The story also didn't really pack too many punches as I was able to figure out what was going on pretty early on. It does put a damper on your mood a bit when you feel like you've already read the story because you can see what's coming. I was also expecting there to be more to the story than what was given in terms of twists. I was halfway through when all the clues pointed in one direction, and I was waiting for it to be more than that, but it wasn't which was disappointing.



World-Building


There are three lands that are focused on in this story. We have Verias, where our MC is from, Danu who is on their opposing side, and Cernos which is a land without magic but excels in science.


Verias is a Queendom that venerates their Goddess which is nice to see because you don't really get many Queendoms in fantasy. However, I didn't really think that the religious connotations of the book added much to the narrative. I also thought that putting a strong emphasis on magic was kind of pointless considering the lack of magic that is actually used throughout the book. Sure, it makes sense for Wren's character as she is a healer, but it didn't add much beyond that aspect.



Characters


The characters in this did hold me back from enjoying it more than I did, sadly. But let's start on a positive note, and that is that I did like Hal's character. He is more or less your typical 'misunderstood bad guy,' but I enjoyed it nonetheless. That's where the good things end, however, as we get to our main character, Wren.

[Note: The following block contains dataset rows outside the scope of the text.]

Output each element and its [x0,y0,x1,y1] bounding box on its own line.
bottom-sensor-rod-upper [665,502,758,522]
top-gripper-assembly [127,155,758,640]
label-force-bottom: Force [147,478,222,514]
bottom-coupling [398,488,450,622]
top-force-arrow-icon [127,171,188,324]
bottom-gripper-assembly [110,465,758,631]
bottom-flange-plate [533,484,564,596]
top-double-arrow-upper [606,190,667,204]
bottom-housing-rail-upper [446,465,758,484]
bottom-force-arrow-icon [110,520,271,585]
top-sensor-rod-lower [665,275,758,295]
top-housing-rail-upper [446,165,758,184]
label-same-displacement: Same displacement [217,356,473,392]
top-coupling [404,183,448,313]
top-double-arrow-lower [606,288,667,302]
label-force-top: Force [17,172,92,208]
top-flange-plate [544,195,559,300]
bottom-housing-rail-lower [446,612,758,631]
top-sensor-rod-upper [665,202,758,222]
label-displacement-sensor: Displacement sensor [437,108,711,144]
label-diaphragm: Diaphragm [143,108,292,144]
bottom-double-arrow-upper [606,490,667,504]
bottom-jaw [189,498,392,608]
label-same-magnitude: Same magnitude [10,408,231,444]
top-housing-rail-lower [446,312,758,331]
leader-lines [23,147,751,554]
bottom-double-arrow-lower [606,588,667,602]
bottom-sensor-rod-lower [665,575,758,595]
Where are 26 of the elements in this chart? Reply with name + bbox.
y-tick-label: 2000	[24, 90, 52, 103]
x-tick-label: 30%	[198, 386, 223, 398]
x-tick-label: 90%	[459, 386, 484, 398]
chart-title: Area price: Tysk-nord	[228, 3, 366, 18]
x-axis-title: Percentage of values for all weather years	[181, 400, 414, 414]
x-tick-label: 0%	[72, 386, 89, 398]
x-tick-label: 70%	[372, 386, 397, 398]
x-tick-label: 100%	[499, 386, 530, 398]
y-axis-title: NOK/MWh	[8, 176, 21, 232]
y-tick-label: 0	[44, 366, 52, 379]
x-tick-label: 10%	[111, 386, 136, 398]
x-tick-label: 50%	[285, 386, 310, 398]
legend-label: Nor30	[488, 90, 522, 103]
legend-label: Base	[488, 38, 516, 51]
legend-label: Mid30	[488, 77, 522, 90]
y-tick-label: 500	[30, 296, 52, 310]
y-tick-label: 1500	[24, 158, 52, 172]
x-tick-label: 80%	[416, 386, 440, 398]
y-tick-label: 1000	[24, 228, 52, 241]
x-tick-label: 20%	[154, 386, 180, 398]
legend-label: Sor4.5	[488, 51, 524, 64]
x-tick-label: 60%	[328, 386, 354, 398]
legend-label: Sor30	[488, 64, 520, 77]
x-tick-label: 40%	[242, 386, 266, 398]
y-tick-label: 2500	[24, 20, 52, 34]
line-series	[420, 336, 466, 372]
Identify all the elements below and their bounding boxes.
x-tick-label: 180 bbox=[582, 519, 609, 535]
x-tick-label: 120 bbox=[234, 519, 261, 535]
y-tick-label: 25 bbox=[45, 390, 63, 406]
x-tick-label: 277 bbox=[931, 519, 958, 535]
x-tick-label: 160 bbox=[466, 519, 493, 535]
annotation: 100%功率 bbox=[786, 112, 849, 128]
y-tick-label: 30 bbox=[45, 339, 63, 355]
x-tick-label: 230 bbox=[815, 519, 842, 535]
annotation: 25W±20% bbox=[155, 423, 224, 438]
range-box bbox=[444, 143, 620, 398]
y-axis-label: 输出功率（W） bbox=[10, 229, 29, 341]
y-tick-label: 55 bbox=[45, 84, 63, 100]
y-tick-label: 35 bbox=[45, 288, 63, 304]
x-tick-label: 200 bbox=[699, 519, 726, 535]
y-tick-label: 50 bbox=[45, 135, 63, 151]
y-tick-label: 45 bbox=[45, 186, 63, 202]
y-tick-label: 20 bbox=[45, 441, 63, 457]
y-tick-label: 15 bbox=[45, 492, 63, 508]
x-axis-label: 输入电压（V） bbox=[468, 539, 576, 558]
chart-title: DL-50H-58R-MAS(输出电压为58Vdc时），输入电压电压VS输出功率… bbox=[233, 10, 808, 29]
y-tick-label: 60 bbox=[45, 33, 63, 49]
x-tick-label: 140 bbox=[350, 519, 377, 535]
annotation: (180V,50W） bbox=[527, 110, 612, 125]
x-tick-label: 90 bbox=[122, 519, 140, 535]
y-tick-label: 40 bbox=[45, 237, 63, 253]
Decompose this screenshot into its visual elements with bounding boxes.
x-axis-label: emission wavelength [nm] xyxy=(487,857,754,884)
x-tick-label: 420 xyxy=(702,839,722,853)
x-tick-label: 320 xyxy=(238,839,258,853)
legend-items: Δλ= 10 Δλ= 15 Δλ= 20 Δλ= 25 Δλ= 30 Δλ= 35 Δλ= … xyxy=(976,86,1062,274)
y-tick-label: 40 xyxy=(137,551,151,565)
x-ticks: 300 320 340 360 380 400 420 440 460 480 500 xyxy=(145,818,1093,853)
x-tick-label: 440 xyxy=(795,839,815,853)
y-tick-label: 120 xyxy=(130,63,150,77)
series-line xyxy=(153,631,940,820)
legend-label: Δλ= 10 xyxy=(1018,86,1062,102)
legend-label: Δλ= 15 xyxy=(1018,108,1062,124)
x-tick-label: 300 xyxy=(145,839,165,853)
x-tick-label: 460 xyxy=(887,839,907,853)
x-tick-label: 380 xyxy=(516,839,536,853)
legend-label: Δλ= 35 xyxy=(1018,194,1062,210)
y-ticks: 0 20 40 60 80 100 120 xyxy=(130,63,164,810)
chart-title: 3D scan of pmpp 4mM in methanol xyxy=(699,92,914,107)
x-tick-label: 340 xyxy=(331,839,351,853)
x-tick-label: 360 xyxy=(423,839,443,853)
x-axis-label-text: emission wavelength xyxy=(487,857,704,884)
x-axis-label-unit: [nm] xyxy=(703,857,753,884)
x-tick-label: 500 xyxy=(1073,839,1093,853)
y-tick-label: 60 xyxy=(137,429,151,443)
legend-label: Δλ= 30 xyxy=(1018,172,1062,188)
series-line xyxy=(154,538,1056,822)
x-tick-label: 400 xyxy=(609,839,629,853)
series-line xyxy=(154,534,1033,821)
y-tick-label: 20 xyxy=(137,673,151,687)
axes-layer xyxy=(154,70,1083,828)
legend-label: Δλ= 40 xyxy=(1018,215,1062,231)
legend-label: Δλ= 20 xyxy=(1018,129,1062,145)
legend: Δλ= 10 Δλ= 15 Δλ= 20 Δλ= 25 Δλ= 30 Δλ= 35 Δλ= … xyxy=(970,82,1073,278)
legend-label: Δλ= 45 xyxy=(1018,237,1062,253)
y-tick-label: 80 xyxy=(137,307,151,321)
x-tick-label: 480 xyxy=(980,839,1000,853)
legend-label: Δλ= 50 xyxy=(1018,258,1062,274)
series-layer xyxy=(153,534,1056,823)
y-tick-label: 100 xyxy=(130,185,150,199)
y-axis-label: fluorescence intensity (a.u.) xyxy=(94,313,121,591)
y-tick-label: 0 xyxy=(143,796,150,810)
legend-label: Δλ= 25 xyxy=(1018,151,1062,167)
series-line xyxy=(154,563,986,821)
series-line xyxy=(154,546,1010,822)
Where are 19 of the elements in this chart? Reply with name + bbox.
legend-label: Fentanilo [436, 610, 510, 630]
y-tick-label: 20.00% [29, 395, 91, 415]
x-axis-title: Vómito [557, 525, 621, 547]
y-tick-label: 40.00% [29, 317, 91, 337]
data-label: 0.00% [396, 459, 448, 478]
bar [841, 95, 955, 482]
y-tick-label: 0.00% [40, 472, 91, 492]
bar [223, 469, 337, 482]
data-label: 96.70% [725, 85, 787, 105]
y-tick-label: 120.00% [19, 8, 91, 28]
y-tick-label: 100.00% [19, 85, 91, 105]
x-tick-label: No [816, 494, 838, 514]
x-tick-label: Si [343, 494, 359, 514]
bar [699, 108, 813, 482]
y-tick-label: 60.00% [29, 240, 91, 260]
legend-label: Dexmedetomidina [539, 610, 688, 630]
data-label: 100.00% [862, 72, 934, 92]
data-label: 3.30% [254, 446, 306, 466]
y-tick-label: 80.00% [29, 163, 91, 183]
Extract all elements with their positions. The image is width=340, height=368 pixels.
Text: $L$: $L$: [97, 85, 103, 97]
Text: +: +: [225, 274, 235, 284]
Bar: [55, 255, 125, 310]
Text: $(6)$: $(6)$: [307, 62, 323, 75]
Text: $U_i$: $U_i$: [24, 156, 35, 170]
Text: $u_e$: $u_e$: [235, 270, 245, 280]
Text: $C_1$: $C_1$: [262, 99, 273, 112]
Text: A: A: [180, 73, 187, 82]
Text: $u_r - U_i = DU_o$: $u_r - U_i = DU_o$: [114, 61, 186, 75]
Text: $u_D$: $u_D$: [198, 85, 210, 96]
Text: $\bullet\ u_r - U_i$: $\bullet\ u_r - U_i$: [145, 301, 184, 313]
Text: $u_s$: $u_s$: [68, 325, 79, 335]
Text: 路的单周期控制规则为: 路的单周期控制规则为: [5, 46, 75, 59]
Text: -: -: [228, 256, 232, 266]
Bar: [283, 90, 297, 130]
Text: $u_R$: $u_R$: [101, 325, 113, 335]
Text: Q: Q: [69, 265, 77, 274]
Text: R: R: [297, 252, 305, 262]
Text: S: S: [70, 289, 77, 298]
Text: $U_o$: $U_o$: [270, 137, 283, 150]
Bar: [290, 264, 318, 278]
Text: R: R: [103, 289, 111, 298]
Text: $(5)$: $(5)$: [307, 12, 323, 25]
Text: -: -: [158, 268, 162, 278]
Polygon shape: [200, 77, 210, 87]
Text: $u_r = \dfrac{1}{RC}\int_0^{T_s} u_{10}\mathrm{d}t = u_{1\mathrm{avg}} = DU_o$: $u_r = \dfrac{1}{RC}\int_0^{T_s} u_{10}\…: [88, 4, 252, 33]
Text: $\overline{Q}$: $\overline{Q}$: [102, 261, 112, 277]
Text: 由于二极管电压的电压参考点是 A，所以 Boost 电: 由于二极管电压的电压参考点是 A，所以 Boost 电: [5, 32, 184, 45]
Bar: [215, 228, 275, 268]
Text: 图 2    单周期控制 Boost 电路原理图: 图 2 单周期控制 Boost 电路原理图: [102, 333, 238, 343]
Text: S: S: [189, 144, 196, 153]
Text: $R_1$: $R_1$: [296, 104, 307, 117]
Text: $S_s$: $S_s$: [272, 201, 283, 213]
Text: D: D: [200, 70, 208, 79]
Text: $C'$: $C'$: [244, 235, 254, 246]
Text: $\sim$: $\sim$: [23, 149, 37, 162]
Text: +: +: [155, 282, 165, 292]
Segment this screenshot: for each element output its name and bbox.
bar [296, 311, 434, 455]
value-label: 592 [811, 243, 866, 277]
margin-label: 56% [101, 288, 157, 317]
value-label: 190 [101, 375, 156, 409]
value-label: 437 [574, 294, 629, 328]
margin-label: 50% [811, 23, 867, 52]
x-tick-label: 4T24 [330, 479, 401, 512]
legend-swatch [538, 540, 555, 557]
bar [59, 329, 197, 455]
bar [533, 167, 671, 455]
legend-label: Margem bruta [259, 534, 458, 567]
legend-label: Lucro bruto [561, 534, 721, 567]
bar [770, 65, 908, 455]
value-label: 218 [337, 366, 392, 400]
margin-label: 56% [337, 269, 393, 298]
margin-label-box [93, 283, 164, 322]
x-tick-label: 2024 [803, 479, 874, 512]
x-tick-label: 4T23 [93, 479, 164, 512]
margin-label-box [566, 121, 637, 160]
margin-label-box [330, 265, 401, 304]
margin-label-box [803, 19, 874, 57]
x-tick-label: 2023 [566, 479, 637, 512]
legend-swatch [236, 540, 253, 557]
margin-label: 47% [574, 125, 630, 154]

Wren's character development was confusing, to say the least. We start the book out with her being described as overly emotional, self-sacrificing, and reckless. That immediately worried me as I absolutely hate characters who are naive and reckless. However, Wren's character did a complete 180 once she arrived at the manor, and it wasn't really a good development. She was still reckless, but now she was hot-headed as well and it was frustrating to read about her personality going all over the place.


This was not singular to Wren as well seeing as Una and Queen Isabel's personalities also changed incredibly quickly. Una is a soldier who has been following the Queen's order's her entire life, so I'd imagine it would have been way harder for her to not follow orders than what was depicted in the book. Queen Isabel as well has been neglecting Wren her entire life and has certain motivations that all but disappeared by the end of the book. I get that this is a standalone, but I would have liked for the characters to be more fleshed out so that their personalities weren't all wishy-washy.


Back to Wren, her decisions also made no sense (probably due to her recklessness). In order to stay home and not be shipped off due to a mistake she made, she runs away in the hopes that by helping Lord Lowry, she will be reinstated. It also slipped her mind that she told her Queen exactly where she was going but didn't think that they would go after her so quickly after deserting. There was a severe lack of thinking on her part on multiple occasions and it didn't make it easy for me to sympathize with her and her situation.


Moving on to character relationships, you know based on the synopsis alone that there was going to be something between Wren and Hal. I would have been fine with this relationship if Wren's character was better written and if their dynamic was less bumpy. What made their relationship a bit worse for me was that Wren's entire reason for abandoning her home was so that she could find a way to stay with Una, her best friend, and love. It bothered me that Wren and Una's love was thrown aside so easily for someone Wren just met not so long ago.



Concluding Thoughts


I thought that this would have been better if it was a historic gothic novel without any fantasy elements. There were a lot of intriguing plot lines that centered around the house and its mystery. The fantasy elements held back that story though, which is tragic considering how much I love fantasy. That is why I said that I partly liked this book as I liked the mystery but not the fantasy.

As I said before, the story also suffered from confusing character development which brought my rating down.


I don't really know who to recommend this for, but if the idea of a gothic with fantasy elements piques your interest, try this out for yourself.